I am a proponent for change in HEMS in America because, in my mind, people are dying needlessly. I am certain that the accident rate would be reduced significantly if the principles of CRM were followed by all stakeholders, and I am talking from management on down, touching anyone who has any influence on the safe conduct of a flight. The key is that management must buy into the concept and support it fully otherwise any CRM program is doomed to failure.
When I leaned that the FAA had mandated CRM training be complied with by March 22, of next year, I saw this as a great opportunity to personally make a difference in a HEMS system that is in my mind broken albeit fixable with the right attitude so I decided to take a CRM train-the-trainer course. I approached our CRM instructors at Abu Dhabi Aviation to ask for their guidance as to what course, in their opinion, was the best CRM train-the-trainer course out there. Both men agreed that if I wanted a top-notch quality, world-class CRM train-the-trainer course, one recognized by the FAA, EU-OPS, the CAA, Canada Air Transport and JAR-OPS, I should go to England because they have been teaching CRM train-the-trainer courses for sixteen years! Let me repeat that, sixteen years!

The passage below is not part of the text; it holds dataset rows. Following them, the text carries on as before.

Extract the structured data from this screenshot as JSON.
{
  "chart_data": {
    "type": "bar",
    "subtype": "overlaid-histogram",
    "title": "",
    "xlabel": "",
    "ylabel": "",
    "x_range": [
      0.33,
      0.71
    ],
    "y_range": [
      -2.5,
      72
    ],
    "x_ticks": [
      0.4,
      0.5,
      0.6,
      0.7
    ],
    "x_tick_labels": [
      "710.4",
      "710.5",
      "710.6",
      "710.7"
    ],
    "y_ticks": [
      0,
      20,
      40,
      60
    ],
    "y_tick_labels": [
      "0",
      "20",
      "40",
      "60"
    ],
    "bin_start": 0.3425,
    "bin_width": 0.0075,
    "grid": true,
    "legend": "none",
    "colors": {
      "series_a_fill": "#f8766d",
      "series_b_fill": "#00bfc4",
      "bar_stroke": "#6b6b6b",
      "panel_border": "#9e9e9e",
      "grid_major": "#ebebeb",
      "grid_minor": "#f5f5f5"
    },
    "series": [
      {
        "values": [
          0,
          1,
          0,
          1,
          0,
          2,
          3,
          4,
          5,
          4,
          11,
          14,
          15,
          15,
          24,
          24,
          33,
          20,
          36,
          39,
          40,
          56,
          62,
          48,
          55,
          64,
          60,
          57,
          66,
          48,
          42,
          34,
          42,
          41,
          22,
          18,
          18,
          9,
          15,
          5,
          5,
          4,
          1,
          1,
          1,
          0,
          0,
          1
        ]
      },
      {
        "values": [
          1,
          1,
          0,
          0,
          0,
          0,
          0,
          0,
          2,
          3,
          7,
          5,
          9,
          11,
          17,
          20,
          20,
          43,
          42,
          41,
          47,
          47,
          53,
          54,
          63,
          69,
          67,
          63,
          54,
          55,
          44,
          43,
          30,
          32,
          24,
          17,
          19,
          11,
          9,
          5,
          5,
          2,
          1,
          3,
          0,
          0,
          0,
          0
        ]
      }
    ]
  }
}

So during one of my regular six-week breaks from my job in the Middle East I enrolled in a 5-day train-the-trainer course with Global Air Training in Cheshire, England, not far from Manchester. There were thirteen of us on the course. There was a recently retired British Airways 747 captain, an Airbus 330 captain from Romania, an F-16 pilot from Belgium, a Nimrod anti-submarine pilot currently serving in the British Royal Air Force, two helicopter pilots from Belgium, one an aviation psychologist, a flight operations manager working for an airline in Ghana, West Africa, a helicopter pilot from Holland, two senior cabin attendants from Romania, a senior cabin attendant from Australia working for the Bahraini Royal Flight and a British special forces Chinook crew chief flying in Afghanistan.
The class lasted from 9am to 5pm every day with a half-hour lunch provided on the premises with no less than 3-5 hours of homework required each night to prepare for the next day’s lesson. It was surely no holiday.

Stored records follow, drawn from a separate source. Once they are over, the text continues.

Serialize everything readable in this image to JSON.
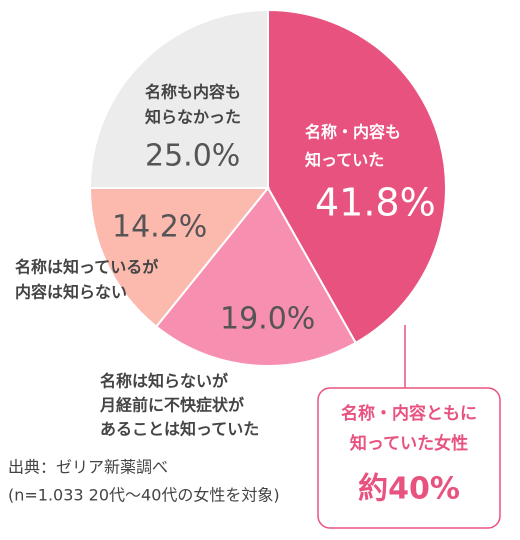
{
  "chart_data": {
    "type": "pie",
    "categories": [
      [
        "名称・内容も",
        "知っていた"
      ],
      [
        "名称は知らないが",
        "月経前に不快症状が",
        "あることは知っていた"
      ],
      [
        "名称は知っているが",
        "内容は知らない"
      ],
      [
        "名称も内容も",
        "知らなかった"
      ]
    ],
    "values": [
      41.8,
      19.0,
      14.2,
      25.0
    ],
    "value_labels": [
      "41.8%",
      "19.0%",
      "14.2%",
      "25.0%"
    ],
    "colors": [
      "#e8527f",
      "#f78fb1",
      "#fcb9ae",
      "#ececec"
    ],
    "callout": {
      "lines": [
        "名称・内容ともに",
        "知っていた女性"
      ],
      "value": "約40%"
    },
    "source": [
      "出典：ゼリア新薬調べ",
      "(n=1.033 20代～40代の女性を対象)"
    ]
  }
}
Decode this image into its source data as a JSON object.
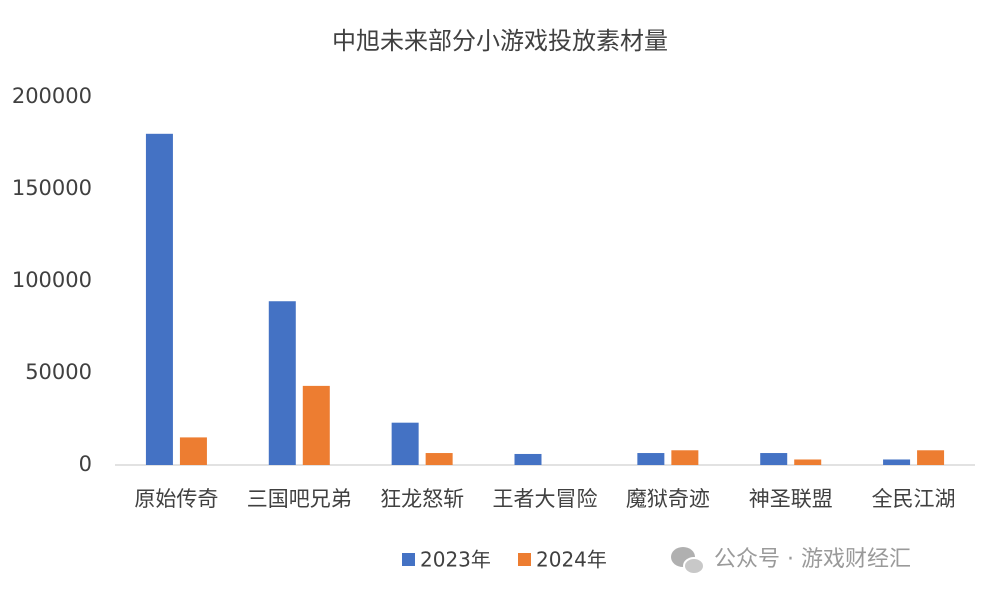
{
  "chart_data": {
    "type": "bar",
    "title": "中旭未来部分小游戏投放素材量",
    "categories": [
      "原始传奇",
      "三国吧兄弟",
      "狂龙怒斩",
      "王者大冒险",
      "魔狱奇迹",
      "神圣联盟",
      "全民江湖"
    ],
    "series": [
      {
        "name": "2023年",
        "color": "#4472c4",
        "values": [
          180000,
          89000,
          23000,
          6000,
          6500,
          6500,
          3000
        ]
      },
      {
        "name": "2024年",
        "color": "#ed7d31",
        "values": [
          15000,
          43000,
          6500,
          0,
          8000,
          3000,
          8000
        ]
      }
    ],
    "ylim": [
      0,
      200000
    ],
    "yticks": [
      0,
      50000,
      100000,
      150000,
      200000
    ],
    "grid": false,
    "legend": "bottom",
    "watermark": "公众号 · 游戏财经汇"
  }
}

We, ‘delegates’ as we were termed, first had to learn the art of facilitation which is a lot different from instructing. To facilitate effectively one must learn to ‘guide’ the participants so they come up with the answer themselves. Everyone must contribute. Doing that ensures they then buy into the concepts presented.
One of the tests a facilitator has to continually ask themselves is, “Am I talking more than the class?” If the answer is yes then he or she needs to speak less and let the class members speak more. That‘s how attitudes are changed. Attitudes are not changed by being preached to.
During the course each of us were asked to facilitate one ten minute presentation, a 25-minute presentation and on the last day we each had to give a 45-minute presentation using facilitation on a particular air crash we had chosen from the 140 or so investigations they had in their school archives. Our 45-minute presentation was video-taped so that each of us had a record of how many Ummms and Ahhhs and You-knows we’d all said.
On the last day, when it was time to say our goodbyes, every one of us agreed it was one of the most intense courses we had ever signed up for. We also agreed it was one of most worthwhile courses we’d ever taken and couldn’t wait to get out there and spread the ‘good news’ and, hopefully, enhance the safety cultures in our respective organizations.
Speaking personally, I know CRM works, I’ve seen it work and if the knowledge I can impart saves the lives of just one HEMS flight crew then, for me, it will all have been worth it.